Today’s Prompt: How have you changed in the past year?
It’s hard to really define how I changed in the past year. I think it’s hard to nail down. If I think back over the last few years it’s easier to define. The year of 2012 was thee scariest, hardest year of my small 27 years. I experienced a darkness I literally did not know was possible. The year of 2013 was stunningly bright. I experienced light in a way I didn’t know regular humans encountered. I encountered joy in a way that was miraculous. The year of 2014 has not been on either extreme. It has been more normal. I guess welcome to life right? At one time in my life I would have given anything for normal. But now that it’s here, normal seems hard. I’ve had good days and bad days. I’m not living in anxiety nor am I living in elated ecstasy. I’m not in weddings or attending funerals in this season. It’s good. It’s different. I’m not graduating. I’m not grieving. I still don’t like to get up early and I still need my coffee right away or the migraine monster will come. I still feel panic and I still feel pain and joy from time to time. I’m just living day by day, moment by moment in the here and now.
Last year at this time I was working at the YMCA Youth and Family Services as a therapist.

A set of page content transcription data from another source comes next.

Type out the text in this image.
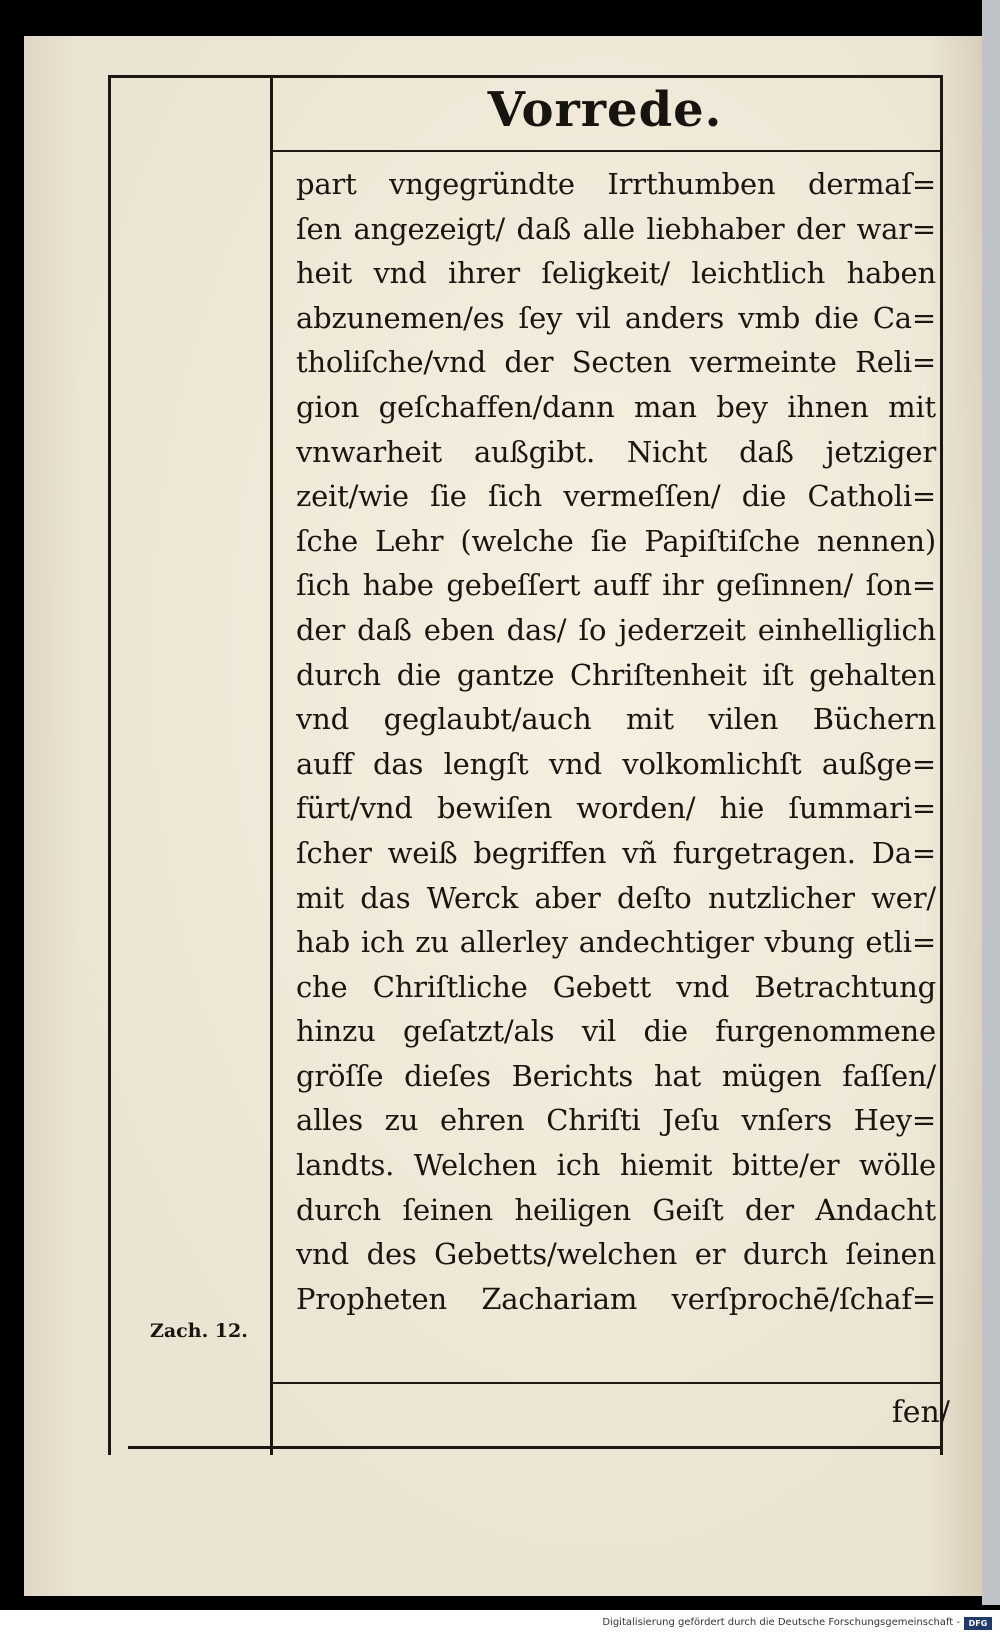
Vorrede.
part vngegründte Irrthumben dermaſ=
ſen angezeigt/ daß alle liebhaber der war=
heit vnd ihrer ſeligkeit/ leichtlich haben
abzunemen/es ſey vil anders vmb die Ca=
tholiſche/vnd der Secten vermeinte Reli=
gion geſchaffen/dann man bey ihnen mit
vnwarheit außgibt. Nicht daß jetziger
zeit/wie ſie ſich vermeſſen/ die Catholi=
ſche Lehr (welche ſie Papiſtiſche nennen)
ſich habe gebeſſert auff ihr geſinnen/ ſon=
der daß eben das/ ſo jederzeit einhelliglich
durch die gantze Chriſtenheit iſt gehalten
vnd geglaubt/auch mit vilen Büchern
auff das lengſt vnd volkomlichſt außge=
fürt/vnd bewiſen worden/ hie ſummari=
ſcher weiß begriffen vñ furgetragen. Da=
mit das Werck aber deſto nutzlicher wer/
hab ich zu allerley andechtiger vbung etli=
che Chriſtliche Gebett vnd Betrachtung
hinzu geſatzt/als vil die furgenommene
gröſſe dieſes Berichts hat mügen faſſen/
alles zu ehren Chriſti Jeſu vnſers Hey=
landts. Welchen ich hiemit bitte/er wölle
durch ſeinen heiligen Geiſt der Andacht
vnd des Gebetts/welchen er durch ſeinen
Propheten Zachariam verſprochē/ſchaf=
Zach. 12.
fen/
Digitalisierung gefördert durch die Deutsche Forschungsgemeinschaft -	DFG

I felt absolutely stressed and overwhelmed at this job. I was 6 months married, living in San Diego. I was dreaming and planning of my sister’s wedding. I was making friends and enjoying our little apartment. Scott and I ate out a lot and bought coffee every day (mainly I did)
This year I am working as a therapist at a high school and recently was hired at a treatment center as a counselor. I am still living in San Diego, hanging out with my same friends and growing in relationship to Scott. We are working harder at budgeting. We are spending less and cooking more at home. We still pray before we fall asleep. I am as always, so excited about fall and the holidays. I’m excited to see my family for Thanksgiving and Christmas. I’m looking forward to my new jobs. Scott has a new job too, he is working for CRU (Campus Crusade for Christ) We are trying to become more missionally focused and invested in our community.
I guess some consistency is really good for the soul. Normal is nurturing for the heart. This morning Scott and I got coffee at our favorite spot around the corner from our place, Dark Horse Coffee Roasters and took turns stating what we are grateful for before we both left our separate ways for work. We are grateful for so much. I don’t want to fall under the “spell” that normal is boring. I don’t want to need a crisis or a life altering moment to feel invested and engaged in my real life. I think after you’ve been through crisis though your brain can become accustomed to it and it’s hard to embrace today and tolerate normal. Good and bad news both cause anxiety and adrenaline to the brain. It can become addicting kind of like I need it.
Here is us having a normal good time in our apartment.
Today I am grateful for normal. I am grateful that the sun rises every day. I am grateful for our cozy+small apartment. I am grateful for our jobs and our friends and family. I am grateful for pumpkins.
One more thing though, I really reallllyyyy am bored of my NORMAL hair. I want something new and exciting and fun and different. I can’t beat my angsty heart all the time, but I’ll take what I can get. Normal is good.